CHP'ye ve İBB'ye kayyum çok uzak ihtimaller değildi. Ortaya atılan iddialar keşke yargı bağımsız olsa da görsek ancak yargı öyle işlemiyor maalesef. Bunları göze alan bir cumhurbaşkanı CHP ve İBB'ye kayyumdan çekinmez. Orada durmasını sağlayan 2 konu var. İlki ekonomi ve sonuçları diğeri de hiç beklemedikleri şekilde gençlerin meydanlarda olması. Gençler CHP için İBB için çıkmadı sokaklara. Bir seçim olur bu iktidar değişir, Türkiye düzelir diye umutları vardı. Bu olaylar gençlerin umudunu kararttı. Erdoğan kendisine rakip olan herkesin önünü kesecek diye düşündü gençler. Bu yüzden kayyum atamalarını yapmadılar. Hazine ve Maliye Bakanı çıkıp 'Rezervleri biz bugünler için biriktirdik' dedi. Bu çok yanlış. Rezervleri Cumhurbaşkanı'nın rakiplerini tek tek elemesi için mi biriktirdiniz? 50 milyar birinci rakibi için, bir 50 milyar daha diğer rakip için... Cumhurbaşkanı'nın koltuğu yapışması ve demokrasinin işlememesi için mi rezerv biriktirdiniz yoksa dışarıdan kaynaklı ekonomik bir olay olur, deprem olur, felaket olur onun için mi biriktirdiniz?

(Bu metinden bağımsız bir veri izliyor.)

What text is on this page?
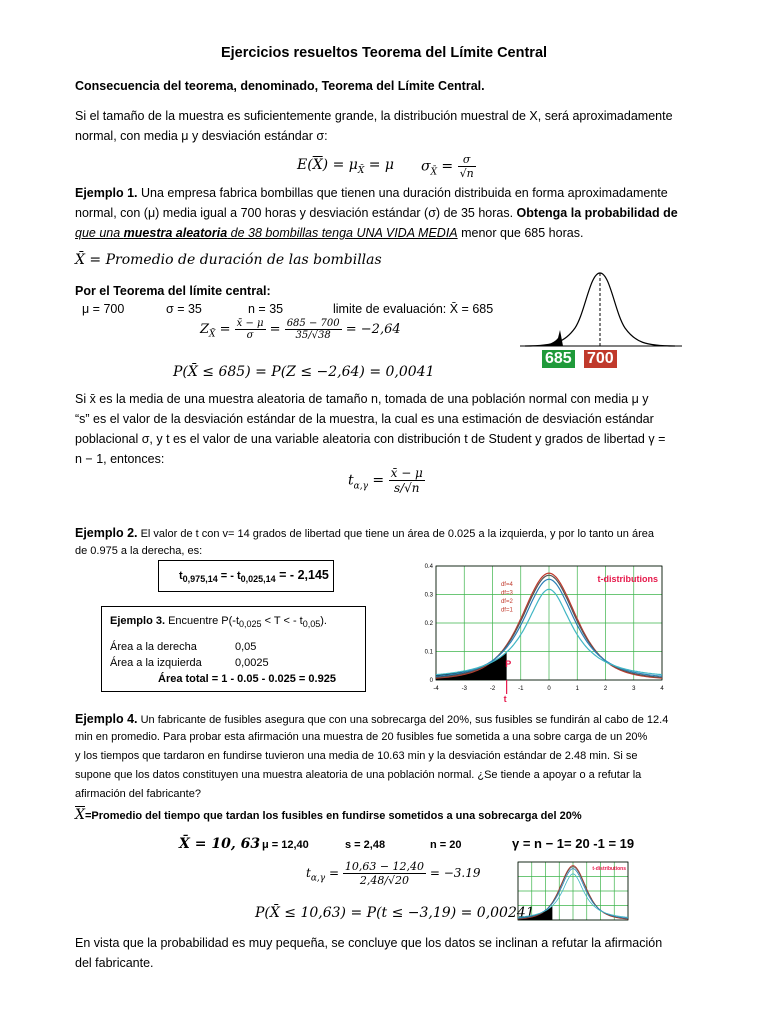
Ejercicios resueltos Teorema del Límite Central
Consecuencia del teorema, denominado, Teorema del Límite Central.
Si el tamaño de la muestra es suficientemente grande, la distribución muestral de X, será aproximadamente
normal, con media μ y desviación estándar σ:
$E(\overline{X}) = \mu_{X̄} = \mu$ $\sigma_{X̄} = \frac{\sigma}{√n}$
Ejemplo 1. Una empresa fabrica bombillas que tienen una duración distribuida en forma aproximadamente
normal, con (μ) media igual a 700 horas y desviación estándar (σ) de 35 horas. Obtenga la probabilidad de
que una muestra aleatoria de 38 bombillas tenga UNA VIDA MEDIA menor que 685 horas.
X̄ = Promedio de duración de las bombillas
Por el Teorema del límite central:
μ = 700	σ = 35	n = 35	limite de evaluación: X̄ = 685
$Z_{X̄} = \frac{x̄ - \mu}{\sigma} = \frac{685 - 700}{35/√38} = -2,64$
P(X̄ ≤ 685) = P(Z ≤ −2,64) = 0,0041
685 700
Si x̄ es la media de una muestra aleatoria de tamaño n, tomada de una población normal con media μ y
“s” es el valor de la desviación estándar de la muestra, la cual es una estimación de desviación estándar
poblacional σ, y t es el valor de una variable aleatoria con distribución t de Student y grados de libertad γ =
n − 1, entonces:
$t_{\alpha,\gamma} = \frac{x̄ - \mu}{s/√n}$
Ejemplo 2. El valor de t con v= 14 grados de libertad que tiene un área de 0.025 a la izquierda, y por lo tanto un área
de 0.975 a la derecha, es:
$t_{0,975,14}$ = - $t_{0,025,14}$ = - 2,145
Ejemplo 3. Encuentre $P(-t_{0,025} < T$ < - $t_{0,05}$).
Área a la derecha	0,05
Área a la izquierda	0,0025
Área total = 1 - 0.05 - 0.025 = 0.925
-4	-3	-2	-1	0	1	2	3	4
0.4
0.3
0.2
0.1
0
t-distributions
df=4
df=3
df=2
df=1
P
t
Ejemplo 4. Un fabricante de fusibles asegura que con una sobrecarga del 20%, sus fusibles se fundirán al cabo de 12.4
min en promedio. Para probar esta afirmación una muestra de 20 fusibles fue sometida a una sobre carga de un 20%
y los tiempos que tardaron en fundirse tuvieron una media de 10.63 min y la desviación estándar de 2.48 min. Si se
supone que los datos constituyen una muestra aleatoria de una población normal. ¿Se tiende a apoyar o a refutar la
afirmación del fabricante?
$\overline{X}=Promedio$ del tiempo que tardan los fusibles en fundirse sometidos a una sobrecarga del 20%
X̄ = 10, 63 μ = 12,40	s = 2,48	n = 20	γ = n − 1= 20 -1 = 19
$t_{\alpha,\gamma} = \frac{10,63 - 12,40}{2,48/√20} = -3.19$
P(X̄ ≤ 10,63) = P(t ≤ −3,19) = 0,00241
t-distributions
En vista que la probabilidad es muy pequeña, se concluye que los datos se inclinan a refutar la afirmación
del fabricante.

Sizin misyonunuz Türkiye'yi zenginleştirmek mi yoksa Cumhurbaşkanı bir gün yanlış bir iş yapar, siyasi rakiplerini elerken cephane gerekir o gün kullanırız diye mi biriktirdiniz? Bu durum Erdoğan'a dokunuyor mu hayır. Çevresinde fakirleşen var mı yok. Onun zihni şöyle; ben çok önemliyim bu koltuk da önemli, gerisi önemsiz. Bir an önce bu ülkenin ehil ve dürüst insanlar tarafından yönetilmesi lazım.
Mehmet Şimşek kendi iç dünyasında büyük zorluklar yaşıyordur. Yapılması gereken doğrular konusunda zorluklar yaşıyordur ama yapabilecekleri de çok dar. Geçenlerde Avrupa Birliğine diyalog toplantısına gitti. Avrupa şu anda Trump'ın başlattığı ticaret savaşları nedeniyle kendisine ortak arıyor. Trump'ın 'Avrupa'nın güvenliğine ben bakmam' demesinin ardından Avrupa kendisine güvenlik konusunda da partner arıyor. Türkiye için bir fırsat açıyor aslında. Ben o toplantıda Sayın Şimşek'in hangi hissiyatta olduğunu düşünmek bile istemiyorum.
İnsanların diplomasının bir anda iptal edilebileceği, bir anda mal varlıklarına el konulabileceği bir ülkeye yatırım gelir mi? Kendi vatandaşının yatırım yapmaktan korktuğu bir ülkeye elin adamları gelip yatırım yapmaz. Ülke düzgün yönetilse Türkiye'nin milli geliri 25 bin doları geçerdi. Milli gelir 2 milyar doları geçiyordu. Şimdi Sayın Erdoğan diyor ki 1 trilyon dolara ulaştık, hedef 2 trilyondu sen de o gün başbakandın. 2023 hedefinde 2 trilyon hedef açıkladık. Bu hukuksuzlukla bu vurdumduymazlıkla ulaşamazsın.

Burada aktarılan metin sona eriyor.